Northwestern College commencement scheduled for May 13

For the first time since 1996, Northwestern College will award graduate degrees during its annual commencement ceremony Saturday, May 13. Forty-six students will receive Master of Education degrees, while another 267 students will receive bachelor’s degrees. Northwestern will also award an honorary doctorate to Simon Estes, an internationally renowned opera star.

Dr. Rick Melmer, director of Leadership South Dakota, will speak during commencement, which is scheduled for 10 a.m. in the DeWitt Physical Fitness Center. The college’s baccalaureate service will begin at 7:30 p.m. Friday, May 12, in Christ Chapel. Julie Vermeer Elliott, vice president for student life, will deliver the homily, “God’s Light: From Lullabies to Legacies.”

Melmer is a lifelong educator who has held leadership roles at the local, state and national levels. He served as the secretary of education for the state of South Dakota for five years, and another five years as the dean of the School of Education at the University of South Dakota. He was also the superintendent for the public school systems in Sioux Center, Iowa, and Watertown, S.D.

A member of Northwestern’s Board of Trustees, Melmer was president of the Council of Chief State School Officers and a member of the Presidential Search Committee for the National Council for Accreditation of Teacher Education. He has a master’s degree in elementary education from South Dakota State University and a doctorate in educational administration from the University of Wyoming.

Estes is known as much for his generosity, service and Christian faith as for his musical talents. After graduating from the University of Iowa, he won a full scholarship to attend the Juilliard School of Music and then made his operatic debut in 1965 with the Deutsche Opera. Since then, he has performed more than 100 roles with 84 of the major international opera companies, including the Metropolitan Opera and opera houses in Zurich, Vienna, London, Paris and Rome. He is also in high demand as a soloist by orchestras that include the Berlin Philharmonic, the London Symphony Orchestra, and the Boston and Chicago symphonies.

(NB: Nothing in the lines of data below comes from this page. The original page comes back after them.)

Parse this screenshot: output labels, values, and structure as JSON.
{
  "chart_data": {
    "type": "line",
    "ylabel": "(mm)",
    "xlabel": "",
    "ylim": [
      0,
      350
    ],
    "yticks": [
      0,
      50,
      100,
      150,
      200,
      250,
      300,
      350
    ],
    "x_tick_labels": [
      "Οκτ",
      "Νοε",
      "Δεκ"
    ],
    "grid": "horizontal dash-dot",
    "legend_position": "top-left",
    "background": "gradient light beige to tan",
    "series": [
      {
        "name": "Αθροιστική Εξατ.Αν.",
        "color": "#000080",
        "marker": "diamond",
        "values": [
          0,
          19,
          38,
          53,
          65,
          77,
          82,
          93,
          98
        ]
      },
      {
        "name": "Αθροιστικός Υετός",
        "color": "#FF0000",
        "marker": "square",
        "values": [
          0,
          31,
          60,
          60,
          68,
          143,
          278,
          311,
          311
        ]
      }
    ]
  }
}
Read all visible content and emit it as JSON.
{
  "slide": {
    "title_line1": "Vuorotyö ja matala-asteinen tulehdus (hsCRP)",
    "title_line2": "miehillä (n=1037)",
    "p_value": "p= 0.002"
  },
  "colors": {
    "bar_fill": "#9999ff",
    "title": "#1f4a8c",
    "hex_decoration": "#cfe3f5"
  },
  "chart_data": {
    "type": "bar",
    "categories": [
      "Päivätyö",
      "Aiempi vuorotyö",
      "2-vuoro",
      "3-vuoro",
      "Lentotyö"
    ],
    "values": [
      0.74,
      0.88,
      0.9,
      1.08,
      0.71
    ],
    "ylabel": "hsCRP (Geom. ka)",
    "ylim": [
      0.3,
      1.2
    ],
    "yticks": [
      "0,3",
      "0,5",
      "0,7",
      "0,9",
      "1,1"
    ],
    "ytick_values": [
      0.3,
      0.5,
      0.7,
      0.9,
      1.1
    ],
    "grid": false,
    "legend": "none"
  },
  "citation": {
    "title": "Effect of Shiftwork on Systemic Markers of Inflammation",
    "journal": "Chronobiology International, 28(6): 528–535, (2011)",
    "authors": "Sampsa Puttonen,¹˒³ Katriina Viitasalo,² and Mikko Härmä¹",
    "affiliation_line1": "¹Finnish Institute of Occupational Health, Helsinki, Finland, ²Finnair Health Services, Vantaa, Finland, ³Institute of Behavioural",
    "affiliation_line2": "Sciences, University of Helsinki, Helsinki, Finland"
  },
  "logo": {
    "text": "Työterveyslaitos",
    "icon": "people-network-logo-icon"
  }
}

Estes has performed for two popes and six U.S. presidents. He conducts master classes around the world and serves as a professor at Iowa State University and Wartburg College. Through the Simon Estes Foundation, he has raised more than $200,000 to help eliminate malaria in Africa. He has also established a young artist performance program for Iowa youth; a foundation for needy children in Zurich, Switzerland; a school of underprivileged children in Cape Town, South Africa; and four scholarship organizations that have awarded more than $3 million in college scholarships.